In Brazil, as of March 31, 2014, we have uncommitted, discretionary line of credit facilities with several local private Brazilian banks (some of which are sponsored by the Brazilian government) for an aggregate maximum of $47.7 million, subject to a borrowing base formula computed on a monthly basis. These credit facilities are secured by a portion of our accounts receivable and inventory balances and expire at various times from May 2014 through January 2020. Historically we have been able to enter into replacement facilities when these facilities expire, but such replacements are at the discretion of the banks. Lenders determine, at their discretion, whether to make new advances with respect to each draw on such facilities. There are no restrictive covenants on these credit facilities. Our borrowings under these revolving credit facilities in Brazil, at March 31, 2014, totaled $32.7 million, with an additional $15.0 million available for borrowing, based on our accounts receivable and inventory levels at that date.
In India, we have an aggregate maximum availability of $13.0 million in line of credit facilities which are secured by land, buildings and equipment, inventory and receivables and are subject to a borrowing base formula computed on a monthly basis. The arrangements expire at various times from December 2014 through March 2015. Our borrowings under these facilities totaled $11.7 million, and based on our borrowing base as of March 31, 2014, we had $1.3 million available for borrowing under these facilities.
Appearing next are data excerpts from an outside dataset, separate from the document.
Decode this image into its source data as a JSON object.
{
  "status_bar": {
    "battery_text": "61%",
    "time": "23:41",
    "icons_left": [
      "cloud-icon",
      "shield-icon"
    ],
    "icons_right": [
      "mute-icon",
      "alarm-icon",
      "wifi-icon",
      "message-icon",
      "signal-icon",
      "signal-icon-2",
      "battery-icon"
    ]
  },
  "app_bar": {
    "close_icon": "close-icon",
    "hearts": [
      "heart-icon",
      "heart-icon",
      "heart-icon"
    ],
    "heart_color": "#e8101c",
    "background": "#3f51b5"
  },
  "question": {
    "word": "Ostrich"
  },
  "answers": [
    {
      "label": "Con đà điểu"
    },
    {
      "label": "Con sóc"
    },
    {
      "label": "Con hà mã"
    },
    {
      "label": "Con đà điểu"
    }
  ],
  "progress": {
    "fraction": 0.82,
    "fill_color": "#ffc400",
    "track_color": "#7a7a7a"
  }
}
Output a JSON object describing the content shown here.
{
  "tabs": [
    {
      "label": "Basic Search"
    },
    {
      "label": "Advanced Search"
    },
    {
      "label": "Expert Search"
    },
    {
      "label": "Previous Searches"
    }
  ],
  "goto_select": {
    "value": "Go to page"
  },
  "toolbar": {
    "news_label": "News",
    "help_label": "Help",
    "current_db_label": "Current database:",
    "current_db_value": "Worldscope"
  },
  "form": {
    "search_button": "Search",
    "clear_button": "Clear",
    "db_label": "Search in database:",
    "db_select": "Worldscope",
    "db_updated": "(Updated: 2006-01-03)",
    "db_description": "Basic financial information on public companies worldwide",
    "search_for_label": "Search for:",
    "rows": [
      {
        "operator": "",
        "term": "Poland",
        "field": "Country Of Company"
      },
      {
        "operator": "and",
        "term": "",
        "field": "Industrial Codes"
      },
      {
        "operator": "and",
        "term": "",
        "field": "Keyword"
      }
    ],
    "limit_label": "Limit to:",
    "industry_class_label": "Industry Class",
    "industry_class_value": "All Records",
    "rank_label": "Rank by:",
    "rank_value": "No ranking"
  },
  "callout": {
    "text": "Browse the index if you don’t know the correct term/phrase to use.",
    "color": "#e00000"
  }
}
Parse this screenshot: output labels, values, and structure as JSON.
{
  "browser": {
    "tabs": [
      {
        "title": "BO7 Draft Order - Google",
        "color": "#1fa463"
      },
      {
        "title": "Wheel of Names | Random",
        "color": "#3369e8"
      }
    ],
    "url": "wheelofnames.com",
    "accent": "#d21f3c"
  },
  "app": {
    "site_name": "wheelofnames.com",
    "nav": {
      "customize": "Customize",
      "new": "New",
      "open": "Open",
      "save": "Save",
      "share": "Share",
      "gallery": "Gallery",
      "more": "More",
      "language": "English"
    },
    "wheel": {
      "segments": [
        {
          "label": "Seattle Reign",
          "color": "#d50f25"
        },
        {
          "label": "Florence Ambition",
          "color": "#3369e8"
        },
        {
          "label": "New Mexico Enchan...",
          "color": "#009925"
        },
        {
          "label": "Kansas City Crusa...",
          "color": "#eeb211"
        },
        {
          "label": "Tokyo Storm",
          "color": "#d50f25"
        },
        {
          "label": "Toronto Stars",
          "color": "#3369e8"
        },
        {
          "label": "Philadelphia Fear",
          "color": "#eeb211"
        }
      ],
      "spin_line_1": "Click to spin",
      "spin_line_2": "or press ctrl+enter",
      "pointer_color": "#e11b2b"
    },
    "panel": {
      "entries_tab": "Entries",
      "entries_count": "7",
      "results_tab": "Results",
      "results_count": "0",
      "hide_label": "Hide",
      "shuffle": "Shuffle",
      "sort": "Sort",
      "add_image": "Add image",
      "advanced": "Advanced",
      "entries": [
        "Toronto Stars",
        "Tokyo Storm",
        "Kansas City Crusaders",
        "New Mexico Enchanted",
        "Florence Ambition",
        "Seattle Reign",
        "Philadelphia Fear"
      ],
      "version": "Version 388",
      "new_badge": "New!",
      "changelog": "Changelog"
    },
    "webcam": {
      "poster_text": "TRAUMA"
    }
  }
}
There are no restrictive covenants on these credit facilities, except that consent must be received from the bank in order to dispose of certain assets located in India.
We also have capital lease agreements with an outstanding balance of $1.6 million which are included in our total borrowings balance at March 31, 2014.
Our consolidated borrowings totaled $62.8 million at March 31, 2014 and $67.2 million at December 31, 2013. Our weighted average interest rate for these borrowings was 8.8% for the three months ended March 31, 2014 and 8.3% for the three months ended March 31, 2013.